- Bourg Location of Bourg in Louisiana
- Coordinates: 29°33′13″N 90°36′08″W﻿ / ﻿29.55361°N 90.60222°W
- Country: United States
- State: Louisiana
- Parish: Terrebonne

Area
- • Total: 5.74 sq mi (14.87 km^{2})
- • Land: 5.64 sq mi (14.62 km^{2})
- • Water: 0.093 sq mi (0.24 km^{2})
- Elevation: 7 ft (2.1 m)

Population (2020)
- • Total: 2,375
- • Density: 420.7/sq mi (162.43/km^{2})
- Time zone: UTC-6 (CST)
- • Summer (DST): UTC-5 (CDT)
- ZIP code: 70343
- Area code: 985
- FIPS code: 22-09095

= Bourg, Louisiana =

Bourg is a census-designated place in Terrebonne Parish, Louisiana, United States. As of the 2020 census, Bourg had a population of 2,375. It is part of the Houma-Bayou Cane-Thibodaux Metropolitan Statistical Area.
==Demographics==

Bourg first appeared as a census designated place in the 2010 U.S. census. '

Historical population
| Census | Pop. | Note | %± |
| 2010 | 2,579 |  | — |
| 2020 | 2,375 |  | −7.9% |
U.S. Decennial Census

==Government and infrastructure==
The United States Postal Service operates the Bourg Post Office within the Presquille CDP.

==Education==
Terrebonne Parish School District operates public schools in the entire parish. Schools with Bourg addresses include Bourg Elementary School (PK-4) and South Terrebonne High School (9–12).
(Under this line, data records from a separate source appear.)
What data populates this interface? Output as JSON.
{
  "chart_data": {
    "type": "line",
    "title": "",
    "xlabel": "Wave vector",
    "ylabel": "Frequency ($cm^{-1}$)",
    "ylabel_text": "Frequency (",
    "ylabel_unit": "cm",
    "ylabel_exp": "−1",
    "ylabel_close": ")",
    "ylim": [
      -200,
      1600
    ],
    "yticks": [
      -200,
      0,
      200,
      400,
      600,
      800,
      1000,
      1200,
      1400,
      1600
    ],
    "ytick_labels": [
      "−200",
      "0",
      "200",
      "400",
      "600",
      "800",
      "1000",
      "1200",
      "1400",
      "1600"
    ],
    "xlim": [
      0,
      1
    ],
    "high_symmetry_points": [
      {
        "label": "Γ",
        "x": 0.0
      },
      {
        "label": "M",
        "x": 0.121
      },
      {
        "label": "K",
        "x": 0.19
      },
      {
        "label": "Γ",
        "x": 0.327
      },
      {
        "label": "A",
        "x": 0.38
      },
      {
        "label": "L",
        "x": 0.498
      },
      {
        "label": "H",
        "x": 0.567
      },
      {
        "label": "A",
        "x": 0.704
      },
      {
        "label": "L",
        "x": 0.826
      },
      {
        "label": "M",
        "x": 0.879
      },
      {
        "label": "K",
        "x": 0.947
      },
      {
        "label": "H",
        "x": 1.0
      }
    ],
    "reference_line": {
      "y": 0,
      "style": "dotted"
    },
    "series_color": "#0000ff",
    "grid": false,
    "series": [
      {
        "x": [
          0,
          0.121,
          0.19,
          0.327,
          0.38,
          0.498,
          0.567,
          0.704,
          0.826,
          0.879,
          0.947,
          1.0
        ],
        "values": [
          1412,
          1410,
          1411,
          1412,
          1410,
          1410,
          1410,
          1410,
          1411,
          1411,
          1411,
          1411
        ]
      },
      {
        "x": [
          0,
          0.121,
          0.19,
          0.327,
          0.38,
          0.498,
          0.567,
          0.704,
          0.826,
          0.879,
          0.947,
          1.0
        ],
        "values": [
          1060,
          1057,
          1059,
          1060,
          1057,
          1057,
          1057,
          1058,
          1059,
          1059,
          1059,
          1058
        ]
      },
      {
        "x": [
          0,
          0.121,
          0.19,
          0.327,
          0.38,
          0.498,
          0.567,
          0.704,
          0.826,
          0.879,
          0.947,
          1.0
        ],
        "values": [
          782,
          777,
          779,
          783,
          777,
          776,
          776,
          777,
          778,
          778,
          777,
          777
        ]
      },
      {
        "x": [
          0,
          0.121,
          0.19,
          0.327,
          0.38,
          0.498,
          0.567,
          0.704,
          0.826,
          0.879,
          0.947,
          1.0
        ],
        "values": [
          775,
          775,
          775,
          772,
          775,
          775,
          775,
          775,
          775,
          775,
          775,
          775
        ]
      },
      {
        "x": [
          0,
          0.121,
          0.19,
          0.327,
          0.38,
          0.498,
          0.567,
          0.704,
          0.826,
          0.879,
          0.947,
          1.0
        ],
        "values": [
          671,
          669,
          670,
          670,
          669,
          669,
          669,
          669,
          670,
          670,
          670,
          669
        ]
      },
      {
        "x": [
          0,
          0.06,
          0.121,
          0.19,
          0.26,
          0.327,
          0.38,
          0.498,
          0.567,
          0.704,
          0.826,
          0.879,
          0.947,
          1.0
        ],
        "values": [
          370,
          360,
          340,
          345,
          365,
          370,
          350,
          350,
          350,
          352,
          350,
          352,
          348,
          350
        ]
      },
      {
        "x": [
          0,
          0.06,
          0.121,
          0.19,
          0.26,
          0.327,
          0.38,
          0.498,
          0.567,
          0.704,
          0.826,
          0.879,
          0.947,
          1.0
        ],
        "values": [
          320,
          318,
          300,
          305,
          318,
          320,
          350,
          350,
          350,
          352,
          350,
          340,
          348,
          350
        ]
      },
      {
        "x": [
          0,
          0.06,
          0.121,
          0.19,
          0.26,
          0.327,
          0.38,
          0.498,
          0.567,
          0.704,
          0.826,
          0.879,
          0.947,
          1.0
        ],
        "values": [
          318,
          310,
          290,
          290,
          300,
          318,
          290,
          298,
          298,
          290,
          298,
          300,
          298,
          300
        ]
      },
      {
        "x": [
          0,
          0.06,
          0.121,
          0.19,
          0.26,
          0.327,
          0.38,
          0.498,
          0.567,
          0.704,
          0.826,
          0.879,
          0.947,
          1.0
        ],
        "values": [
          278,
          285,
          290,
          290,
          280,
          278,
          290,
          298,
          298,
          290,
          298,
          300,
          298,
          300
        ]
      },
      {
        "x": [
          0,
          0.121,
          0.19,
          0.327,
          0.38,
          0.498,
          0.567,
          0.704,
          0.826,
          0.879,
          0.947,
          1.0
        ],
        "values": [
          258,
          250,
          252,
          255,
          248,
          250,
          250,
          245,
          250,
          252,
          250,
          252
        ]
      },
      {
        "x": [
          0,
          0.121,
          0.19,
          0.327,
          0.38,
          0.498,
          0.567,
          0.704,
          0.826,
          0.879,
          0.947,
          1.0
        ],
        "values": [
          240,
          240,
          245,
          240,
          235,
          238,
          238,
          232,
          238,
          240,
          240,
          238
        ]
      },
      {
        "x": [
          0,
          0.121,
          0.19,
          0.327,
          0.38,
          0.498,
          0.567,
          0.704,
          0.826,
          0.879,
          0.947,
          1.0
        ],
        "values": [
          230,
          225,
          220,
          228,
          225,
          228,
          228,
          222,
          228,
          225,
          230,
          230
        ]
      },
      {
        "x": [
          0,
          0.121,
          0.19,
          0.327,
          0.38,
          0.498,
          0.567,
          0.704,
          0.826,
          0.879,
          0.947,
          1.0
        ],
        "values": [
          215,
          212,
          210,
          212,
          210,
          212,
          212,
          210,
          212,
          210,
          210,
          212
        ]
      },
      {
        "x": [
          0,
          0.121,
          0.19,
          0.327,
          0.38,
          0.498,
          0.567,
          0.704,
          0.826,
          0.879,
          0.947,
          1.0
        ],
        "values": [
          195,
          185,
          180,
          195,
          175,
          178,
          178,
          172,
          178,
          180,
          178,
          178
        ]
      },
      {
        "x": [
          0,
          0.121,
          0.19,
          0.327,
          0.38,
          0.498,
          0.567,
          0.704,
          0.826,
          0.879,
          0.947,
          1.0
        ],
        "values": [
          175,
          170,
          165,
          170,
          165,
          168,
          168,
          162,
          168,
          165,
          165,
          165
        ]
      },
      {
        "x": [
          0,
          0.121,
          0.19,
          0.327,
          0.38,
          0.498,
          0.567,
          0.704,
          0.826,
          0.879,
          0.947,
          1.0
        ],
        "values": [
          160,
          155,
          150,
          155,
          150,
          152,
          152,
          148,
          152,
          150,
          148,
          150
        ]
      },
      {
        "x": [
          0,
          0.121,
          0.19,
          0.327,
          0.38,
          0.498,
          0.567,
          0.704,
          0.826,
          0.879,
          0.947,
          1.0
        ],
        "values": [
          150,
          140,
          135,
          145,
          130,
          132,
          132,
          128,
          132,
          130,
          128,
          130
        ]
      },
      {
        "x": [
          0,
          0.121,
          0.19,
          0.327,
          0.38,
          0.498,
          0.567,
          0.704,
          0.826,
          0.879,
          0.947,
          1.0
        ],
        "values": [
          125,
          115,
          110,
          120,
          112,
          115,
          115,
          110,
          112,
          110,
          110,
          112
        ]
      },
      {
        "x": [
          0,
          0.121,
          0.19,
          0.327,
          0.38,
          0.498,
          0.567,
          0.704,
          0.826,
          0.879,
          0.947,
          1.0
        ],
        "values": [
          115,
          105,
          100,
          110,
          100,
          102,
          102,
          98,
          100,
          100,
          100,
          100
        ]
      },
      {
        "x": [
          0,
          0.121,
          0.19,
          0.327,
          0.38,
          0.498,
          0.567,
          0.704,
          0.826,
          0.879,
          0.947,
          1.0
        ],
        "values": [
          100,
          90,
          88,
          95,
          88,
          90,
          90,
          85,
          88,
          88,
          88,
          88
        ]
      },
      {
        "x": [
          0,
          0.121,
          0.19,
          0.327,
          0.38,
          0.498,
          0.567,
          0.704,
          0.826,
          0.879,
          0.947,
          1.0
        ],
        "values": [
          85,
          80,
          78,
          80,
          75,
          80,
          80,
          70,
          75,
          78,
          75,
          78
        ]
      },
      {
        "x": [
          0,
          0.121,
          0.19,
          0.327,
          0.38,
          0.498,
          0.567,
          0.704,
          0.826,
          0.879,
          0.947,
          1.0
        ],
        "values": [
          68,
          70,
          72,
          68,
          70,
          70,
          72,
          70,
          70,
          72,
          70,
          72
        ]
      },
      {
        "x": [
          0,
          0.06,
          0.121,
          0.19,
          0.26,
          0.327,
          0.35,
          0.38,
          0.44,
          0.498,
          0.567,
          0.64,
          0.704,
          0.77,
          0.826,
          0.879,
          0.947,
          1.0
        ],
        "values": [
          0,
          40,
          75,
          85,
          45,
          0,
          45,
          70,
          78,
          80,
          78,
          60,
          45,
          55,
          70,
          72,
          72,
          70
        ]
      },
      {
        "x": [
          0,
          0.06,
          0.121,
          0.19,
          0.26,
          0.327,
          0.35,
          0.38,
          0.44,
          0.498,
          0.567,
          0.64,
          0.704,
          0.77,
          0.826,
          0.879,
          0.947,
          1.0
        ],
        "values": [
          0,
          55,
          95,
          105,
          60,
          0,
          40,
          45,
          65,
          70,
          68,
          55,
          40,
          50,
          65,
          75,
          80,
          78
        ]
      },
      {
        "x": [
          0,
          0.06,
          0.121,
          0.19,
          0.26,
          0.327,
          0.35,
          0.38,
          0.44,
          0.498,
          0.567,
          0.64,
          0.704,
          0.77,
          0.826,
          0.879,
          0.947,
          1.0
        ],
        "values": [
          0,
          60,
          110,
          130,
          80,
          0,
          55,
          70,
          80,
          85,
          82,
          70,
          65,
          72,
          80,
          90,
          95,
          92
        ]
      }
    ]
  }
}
Terrebonne Parish Library System formerly operated the Bourg Branch. Due to damage from Hurricane Ida, the library permanently closed. Another library was to be built in an area near Bourg.

The initial location of the non-district public school École Pointe-au-Chien was to be in the Vision Christian Center in Bourg.

==WMA==
Access to the Pointe-aux-Chenes Wildlife Management Area (WMA) can be made through Bourg, LA 24, and down LA 55 or LA 665.